Schnee lag damals nicht, im November 2004. Warum ich ausgerechnet heute das Foto aus der Kiste fand, weiß ich auch nicht. Vielleicht lag es am Hunger (war wieder mal Joggen statt Abendbrot zu essen). Es war ein Abend in meiner alten Wohnung in der Glockengasse in Erfurt. In meiner kleinen 54-qm-Wohnung in einem Haus aus dem 16. Jahrhundert. Kleine Küche, Wohn- und Schlafzimmer, ein Bad mit Wanne. Und – eine Terrasse. Im Hinterhof, grün und ruhig. Die Wände aus Naturstein einen halben Meter dick.

An jenem Abend saßen wir drinnen. Elf Freunde waren gekommen. Mit Wein und Bier und Schnaps im Gepäck. Und Hunger. Denn es war der Abend der Martinsgans. Dazu, wie immer eben, Thüringer Klöße und Rotkohl. Selbst geschnibbelt am Tag vorher, angedünstet mit Speck und Zwiebeln. Abgelöscht mit Rotwein und Apfelsaft. Salz, Zimt und Nelken. Eine Nacht stehenlassen. Dann am Vormittag schon einmal kurz zum köcheln bringen, abkühlen lassen.

Dann die Gans füllen. Backpflaumen, Äpfel hinein. Einsalzen und ab in die Röhre. Vier Stunden bei 150 Grad (die zusätzlichen Keulen, damit es für alle reicht, eine Stunde später dazu). Immer wieder mit dem Bratensaft begießen. Am Nachmittag dann die Kartoffeln schälen, die eine Hälfte reiben. Die andere kochen. Das andere Drittel Kloßteig. Mischbrot in Würfel schneiden, in Butter braten. Immer eine handvoll Kloßmasse, die Brotwürfel hinein und formen. Nach der Gans schauen. Rotkohl langsam heiß werden lassen. Mit Gänsefett verfeinern.
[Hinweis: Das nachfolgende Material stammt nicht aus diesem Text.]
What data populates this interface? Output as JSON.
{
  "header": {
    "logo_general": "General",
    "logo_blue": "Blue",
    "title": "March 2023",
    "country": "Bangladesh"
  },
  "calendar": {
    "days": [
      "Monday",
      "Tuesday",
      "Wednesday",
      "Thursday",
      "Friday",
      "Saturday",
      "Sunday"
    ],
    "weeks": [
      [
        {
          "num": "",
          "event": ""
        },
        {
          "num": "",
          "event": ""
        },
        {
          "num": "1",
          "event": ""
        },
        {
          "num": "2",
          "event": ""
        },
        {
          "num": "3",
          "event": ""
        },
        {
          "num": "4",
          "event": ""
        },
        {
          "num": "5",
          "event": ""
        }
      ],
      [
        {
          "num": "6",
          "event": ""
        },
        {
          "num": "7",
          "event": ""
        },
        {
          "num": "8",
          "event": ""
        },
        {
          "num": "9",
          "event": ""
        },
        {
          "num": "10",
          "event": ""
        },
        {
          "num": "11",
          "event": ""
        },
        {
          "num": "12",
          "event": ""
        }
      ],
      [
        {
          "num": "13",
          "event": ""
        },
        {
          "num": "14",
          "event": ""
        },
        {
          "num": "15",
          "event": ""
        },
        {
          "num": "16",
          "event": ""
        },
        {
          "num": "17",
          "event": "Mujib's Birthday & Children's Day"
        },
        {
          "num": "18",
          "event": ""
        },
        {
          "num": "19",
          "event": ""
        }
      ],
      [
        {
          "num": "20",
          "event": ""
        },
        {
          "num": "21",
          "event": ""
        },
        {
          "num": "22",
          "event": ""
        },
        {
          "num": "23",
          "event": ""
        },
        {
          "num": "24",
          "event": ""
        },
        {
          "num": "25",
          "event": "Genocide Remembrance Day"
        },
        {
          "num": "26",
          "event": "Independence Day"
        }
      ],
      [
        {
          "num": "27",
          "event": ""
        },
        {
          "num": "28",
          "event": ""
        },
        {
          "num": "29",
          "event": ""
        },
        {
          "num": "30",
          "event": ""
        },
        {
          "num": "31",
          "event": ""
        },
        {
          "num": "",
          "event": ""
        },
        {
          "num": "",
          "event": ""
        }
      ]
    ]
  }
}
Wichtig war und ist besonders bei der Martinsgans das Zeitmanagement. Damit alles zur gleichen Zeit fertig ist. Genau dann, wenn alle Gäste da sind und essen wollen. Es hatte wieder einmal geklappt. Die Gans kurz vor dem Mahl mit Thüringer Schwarzbier übergießen, das gibt ne schöne Kruste. Die Sauce aus Orangen, Portwein und Sahne war dann auch genau richtig auf ein Drittel reduziert. Schnell noch abschmecken und auf den Tisch.

Dann saßen alle, dann aßen alle. Schweigend. Nur ab und an ein „mhmm“, ein „mhmm“ oder ein „mhmm“. Kurze Zeit später war die Gans alle, Klöße und Rotkohl auch. Hinterher gab´s Aromatique. Und Wein und Bier. Und Geschichten aus tausend und einer Martinsgansnacht.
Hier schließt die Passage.